Although negative aspects of spasticity on ROM, mobility, pain and functional outcome are clearly documented,19 the current study demonstrates that spasticity may defend muscle size and composition early after injury. This observation is in agreement with the fact that spasticity could positively impact 40% of individuals with SCI in activities such as dressing.19 These findings emphasize the need to accurately measure and record spasticity and to exercise caution about initiating treatment with anti-spastic medications that could decrease spasticity but adversely affect muscle size. It could be also of clinical significance to those who experienced a flaccid stage longer than 6 weeks. Therefore, it is important that clinicians understand the importance of shortening the flaccid phase or provide the proper stimulation protocols to defend muscle size early after injury.

The current results should be interpreted with caution. It was not our intention to state that the individuals with HLI have better functional outcome compared to those with LLI, but rather to set a model to determine the effect of spasticity on muscle size and composition. The small sample size and the use of a subjective tool to measure spasticity are limitations to the current study and suggest the need for further studies that address the relationship between spasticity, muscle size and type II diabetes in SCI population. MAS was used in the current study because it is the most clinically acceptable, reliable and valid measure of spasticity.19, 20 MAS has been shown to be positively correlated to the myoelectrical signals determined by electromyography; increasing spasticity grades correspond to increased electrical activity.44 Additionally, spasticity score may have changed from day to day and even from hour to hour. Thus, a single score may be considered misleading and not a representative measure of daily spasticity. This limitation, however, may be addressed by evidences that suggest that variability in motor neuron firing following acute SCI is small owing to loss of brain stem neuromodulators such as serotonin and norepinepherine that account for such variability.45 Moreover, failure to document the exact dose of the anti-spastic medication administered to the HLI group might have underestimated the actual relationship between spasticity and muscle size by further inhibiting muscle tone. However, the administered dose was very minimal to influence the relationship especially if we considered the flaccid stage period.

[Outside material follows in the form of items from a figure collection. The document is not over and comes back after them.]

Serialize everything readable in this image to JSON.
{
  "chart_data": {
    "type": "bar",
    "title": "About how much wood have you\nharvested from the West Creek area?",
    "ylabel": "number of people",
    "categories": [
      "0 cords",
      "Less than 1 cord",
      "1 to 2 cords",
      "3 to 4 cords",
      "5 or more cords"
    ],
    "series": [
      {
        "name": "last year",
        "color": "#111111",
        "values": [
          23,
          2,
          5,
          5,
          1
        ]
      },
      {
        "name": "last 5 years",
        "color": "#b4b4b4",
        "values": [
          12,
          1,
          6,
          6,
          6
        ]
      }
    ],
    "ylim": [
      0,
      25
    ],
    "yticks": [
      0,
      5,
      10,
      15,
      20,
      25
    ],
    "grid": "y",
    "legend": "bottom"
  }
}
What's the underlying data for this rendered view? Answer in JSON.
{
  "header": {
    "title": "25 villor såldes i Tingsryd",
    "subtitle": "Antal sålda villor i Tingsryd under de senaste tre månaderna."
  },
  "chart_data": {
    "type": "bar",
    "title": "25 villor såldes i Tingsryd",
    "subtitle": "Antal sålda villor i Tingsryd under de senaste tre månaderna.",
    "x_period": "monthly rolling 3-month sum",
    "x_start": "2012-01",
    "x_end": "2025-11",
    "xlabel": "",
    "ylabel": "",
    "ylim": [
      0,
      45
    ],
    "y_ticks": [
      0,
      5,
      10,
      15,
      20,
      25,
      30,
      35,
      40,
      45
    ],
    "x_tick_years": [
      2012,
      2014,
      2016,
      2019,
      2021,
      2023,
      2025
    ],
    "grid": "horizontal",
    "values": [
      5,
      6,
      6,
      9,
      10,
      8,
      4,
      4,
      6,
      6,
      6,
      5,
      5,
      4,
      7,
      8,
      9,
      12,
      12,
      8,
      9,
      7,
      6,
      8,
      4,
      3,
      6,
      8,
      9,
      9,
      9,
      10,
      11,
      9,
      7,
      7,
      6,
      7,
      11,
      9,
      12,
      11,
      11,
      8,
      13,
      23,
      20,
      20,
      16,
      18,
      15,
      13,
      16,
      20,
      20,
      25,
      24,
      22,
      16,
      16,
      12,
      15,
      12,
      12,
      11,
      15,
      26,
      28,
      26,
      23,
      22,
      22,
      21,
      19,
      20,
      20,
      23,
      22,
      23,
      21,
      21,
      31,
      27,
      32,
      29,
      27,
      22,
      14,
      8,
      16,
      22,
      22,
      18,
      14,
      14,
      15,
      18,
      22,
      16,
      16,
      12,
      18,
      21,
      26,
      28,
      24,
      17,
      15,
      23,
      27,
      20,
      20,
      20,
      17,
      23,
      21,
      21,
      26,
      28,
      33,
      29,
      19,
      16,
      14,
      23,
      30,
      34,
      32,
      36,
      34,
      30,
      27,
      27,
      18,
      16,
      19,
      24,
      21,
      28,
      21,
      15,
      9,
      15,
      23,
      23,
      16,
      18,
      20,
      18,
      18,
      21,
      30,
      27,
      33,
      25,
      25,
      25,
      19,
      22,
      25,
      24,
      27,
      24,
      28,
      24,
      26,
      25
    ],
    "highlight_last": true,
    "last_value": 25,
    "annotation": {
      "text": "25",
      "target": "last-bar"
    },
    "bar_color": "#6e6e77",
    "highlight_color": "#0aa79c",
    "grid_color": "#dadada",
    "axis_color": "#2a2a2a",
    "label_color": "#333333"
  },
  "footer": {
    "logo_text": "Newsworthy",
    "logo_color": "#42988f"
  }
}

In conclusion, individuals with low level of incomplete SCI experienced greater skeletal muscle atrophy and larger relative IMF accumulation compared to individuals with HLI, probably by having less spasticity. Spasticity may help maintain affected skeletal muscle size after SCI by periodic increases in tension. Therefore, our findings suggest that early intervention in individuals with incomplete SCI (especially in those with LLI) may be important in attempting to reduce skeletal muscle atrophy and to prevent factors that could lead to insulin resistance and type II diabetes. Additionally, there is a need for special rehabilitation protocols to shorten the flaccid stage after injury and counteract the effect of hypotonicity in LLI individuals. Treatment of spasticity using anti-spastic medications should proceed with caution because it could have adverse effects on muscle size and composition. Finally, further longitudinal studies are warranted to examine the effect of spasticity on skeletal muscle adaptation over the first year of injury and in chronic SCI.